С Идеге Айтокиным, приехавшим с ним на вакацию из школы, поскакал он на другую сторону озера, где была половина установленного расстояния скачки. Там, в степи, уже горячили коней сочувствующие. Скачка начиналась от холма у кочевья, огибала озеро и возвращалась с другой стороны. Он видел, как двое людей дяди Кулубая заехали в тугаи. Столбы пыли вихрились у горизонта, стремительно приближаясь.

Джигиты завопили, заулюлюкали, пристраиваясь к скачущим и подбадривая своих избранников. По правилам никто не приближался к ним на длину аркана. Он тоже кричал и скакал со всеми, не выбирая дороги. Гнедой со свободно сидящим на нем Нурумбаем, вырвался на добрую четверть версты от других и шел мощным размашистым шагом. Ему хорошо было видно лицо Нурумбая, спокойное, без всякого выражения, как будто тот делал обычную свою работу. И вдруг все изменилось…

Не понятно было, что произошло, но Нурумбай уже поднимался с земли, зажимая рукой голову. Повязанный на ней платок быстро набухал кровью. Гнедой конь, хромая и кося глазом на тугаи, отходил в сторону.

Пронеслись две серые с черными гривами лошади Хасена, потом орущей, гикающей толпой проскакали остальные участники скачки. Кто-то из джигитов поднял с земли толстую, с обрубленными сучьями палку, лежавшую на дороге в двух шагах от тугаев, показал Нурумбаю. Тот, не сказав ничего, отвернулся…

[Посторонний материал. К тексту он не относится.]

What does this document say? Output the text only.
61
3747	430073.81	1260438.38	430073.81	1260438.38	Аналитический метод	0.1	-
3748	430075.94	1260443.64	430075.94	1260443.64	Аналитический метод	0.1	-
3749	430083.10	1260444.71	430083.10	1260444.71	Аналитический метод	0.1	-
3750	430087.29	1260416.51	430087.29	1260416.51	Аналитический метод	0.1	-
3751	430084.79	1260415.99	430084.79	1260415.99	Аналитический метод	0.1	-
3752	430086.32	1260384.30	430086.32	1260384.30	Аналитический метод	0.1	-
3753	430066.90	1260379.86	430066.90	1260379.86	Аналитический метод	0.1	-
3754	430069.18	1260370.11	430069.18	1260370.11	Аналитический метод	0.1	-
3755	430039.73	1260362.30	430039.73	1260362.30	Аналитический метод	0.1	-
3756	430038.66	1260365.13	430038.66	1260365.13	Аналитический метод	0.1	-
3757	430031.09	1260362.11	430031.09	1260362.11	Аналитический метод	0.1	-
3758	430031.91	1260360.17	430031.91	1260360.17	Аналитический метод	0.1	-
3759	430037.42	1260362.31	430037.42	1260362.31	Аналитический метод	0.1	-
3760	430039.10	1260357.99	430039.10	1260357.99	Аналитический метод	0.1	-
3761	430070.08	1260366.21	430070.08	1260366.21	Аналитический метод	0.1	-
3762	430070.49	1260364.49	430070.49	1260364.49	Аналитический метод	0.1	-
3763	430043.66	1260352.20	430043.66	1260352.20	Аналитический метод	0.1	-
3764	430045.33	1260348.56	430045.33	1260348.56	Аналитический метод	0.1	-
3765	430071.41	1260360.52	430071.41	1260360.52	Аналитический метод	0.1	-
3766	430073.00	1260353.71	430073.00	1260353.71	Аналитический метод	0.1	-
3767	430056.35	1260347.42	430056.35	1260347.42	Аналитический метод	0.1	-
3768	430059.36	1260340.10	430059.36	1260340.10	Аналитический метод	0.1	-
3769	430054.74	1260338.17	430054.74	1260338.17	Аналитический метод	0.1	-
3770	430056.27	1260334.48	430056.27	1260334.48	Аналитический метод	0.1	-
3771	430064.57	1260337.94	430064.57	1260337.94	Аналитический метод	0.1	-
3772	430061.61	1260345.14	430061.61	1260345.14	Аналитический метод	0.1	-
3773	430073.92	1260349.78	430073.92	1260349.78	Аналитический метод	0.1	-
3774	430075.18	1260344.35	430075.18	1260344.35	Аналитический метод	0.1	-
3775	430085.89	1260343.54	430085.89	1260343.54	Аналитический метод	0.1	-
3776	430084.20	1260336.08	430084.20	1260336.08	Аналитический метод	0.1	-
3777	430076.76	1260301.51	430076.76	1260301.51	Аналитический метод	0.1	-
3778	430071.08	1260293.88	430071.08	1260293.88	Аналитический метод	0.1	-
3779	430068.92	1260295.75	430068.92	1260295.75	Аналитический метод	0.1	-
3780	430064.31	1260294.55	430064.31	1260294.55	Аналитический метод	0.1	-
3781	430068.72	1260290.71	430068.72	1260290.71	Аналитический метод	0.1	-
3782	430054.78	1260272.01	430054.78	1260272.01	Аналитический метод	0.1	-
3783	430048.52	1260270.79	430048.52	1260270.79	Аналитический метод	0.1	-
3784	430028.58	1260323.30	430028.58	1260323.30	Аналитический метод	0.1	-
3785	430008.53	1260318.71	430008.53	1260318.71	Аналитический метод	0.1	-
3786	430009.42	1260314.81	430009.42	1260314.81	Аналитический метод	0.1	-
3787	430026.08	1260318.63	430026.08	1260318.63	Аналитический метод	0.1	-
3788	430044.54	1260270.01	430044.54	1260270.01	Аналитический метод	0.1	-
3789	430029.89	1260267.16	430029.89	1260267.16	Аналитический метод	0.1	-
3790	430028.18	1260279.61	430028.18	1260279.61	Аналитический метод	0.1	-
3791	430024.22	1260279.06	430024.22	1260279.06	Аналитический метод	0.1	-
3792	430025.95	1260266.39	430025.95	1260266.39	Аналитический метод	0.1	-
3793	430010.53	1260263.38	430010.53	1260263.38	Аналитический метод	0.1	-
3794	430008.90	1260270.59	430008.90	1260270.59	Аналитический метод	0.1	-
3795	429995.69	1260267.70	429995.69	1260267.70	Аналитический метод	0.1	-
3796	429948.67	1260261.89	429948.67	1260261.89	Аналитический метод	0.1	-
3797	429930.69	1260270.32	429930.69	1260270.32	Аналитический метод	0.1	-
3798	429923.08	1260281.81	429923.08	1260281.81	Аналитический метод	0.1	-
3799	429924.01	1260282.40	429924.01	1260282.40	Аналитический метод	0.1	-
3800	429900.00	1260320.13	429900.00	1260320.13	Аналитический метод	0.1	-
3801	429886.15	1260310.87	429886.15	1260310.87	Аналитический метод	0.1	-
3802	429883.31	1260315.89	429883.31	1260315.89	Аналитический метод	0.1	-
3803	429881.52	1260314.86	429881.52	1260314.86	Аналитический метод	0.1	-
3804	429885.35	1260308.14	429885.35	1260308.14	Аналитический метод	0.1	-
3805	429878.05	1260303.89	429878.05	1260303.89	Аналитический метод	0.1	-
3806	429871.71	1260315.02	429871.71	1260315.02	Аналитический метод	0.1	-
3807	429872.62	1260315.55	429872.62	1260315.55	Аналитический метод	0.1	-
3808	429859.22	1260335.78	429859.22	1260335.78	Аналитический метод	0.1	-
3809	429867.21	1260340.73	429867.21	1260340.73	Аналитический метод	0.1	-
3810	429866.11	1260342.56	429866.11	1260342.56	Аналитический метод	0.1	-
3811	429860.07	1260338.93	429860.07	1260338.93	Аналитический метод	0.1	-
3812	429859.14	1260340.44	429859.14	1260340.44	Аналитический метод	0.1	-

Эту палку потом выбрасывал перед собой в сжатой руке Хасен, когда говорил перед аксакалами и уважаемыми людьми рода узунских кипчаков. Дородный, с выпуклыми глазами и мясистыми губами, он не прямо обвинял своего противника, а лишь настойчиво говорил о неких людях, бросивших березовый обрубок под ноги гнедого, чтобы не дать ему получить жулде — первую награду. Зато Кулубай, крепкий, широкоплечий, быстро и зло сверкая глазами во все стороны, кричал, что хорошо знает, кто подрезал ремни у лучшего из его серых аргамаков. При этом он тыкал рукой с зажатой в ней камчой в сторону Хасена и его сторонников.

Долго и рассудительно говорили аксакалы. Речь каждого придирчиво оценивали, смеялись в интересных местах, сочувственно цокали языками. Все знали, каким образом подрезаны были ремни и чья палка вылетела из тугаев под ноги гнедому. Дело было не в жулде, из-за которой ссорились теперь родичи. Награда лишь подтверждала другие, более высокие притязания.

Дед Балгожа, огромный, с необъятным животом под синими бархатными штанами, слушал с непроницаемым лицом. Потом лишь кивнул головой, утверждая приговор аксакалов. Русское ружье с серебряной насечкой и кобылица с жеребенком из табуна самого бия присуждалась владельцу серых аргамаков — Кулу-баю. Не дело главы рода было вникать в мелкие хитрости младших родичей. Аксакалы одобрительно покачивали головами, подтверждая мудрость бия. Оба дяди сидели боком к родичам и мягкими, как вата, словами жалили друг друга. С каждым его приездом повторялось это.

Не усидев на тое, пошел он бродить по аулу. В юртах было пусто — лишь женщины и совсем маленькие дети оставались тут. Все остальные сидели возле котлов — одни ближе, другие — дальше, третьи вовсе на отшибе, куда передавались миски с куырдаком — обрезками мяса, кусками печени и подбрюшья. Каждый знал здесь свое место и не было случая, чтобы кто-то из сидящих сзади полез вперед, к уважаемым людям…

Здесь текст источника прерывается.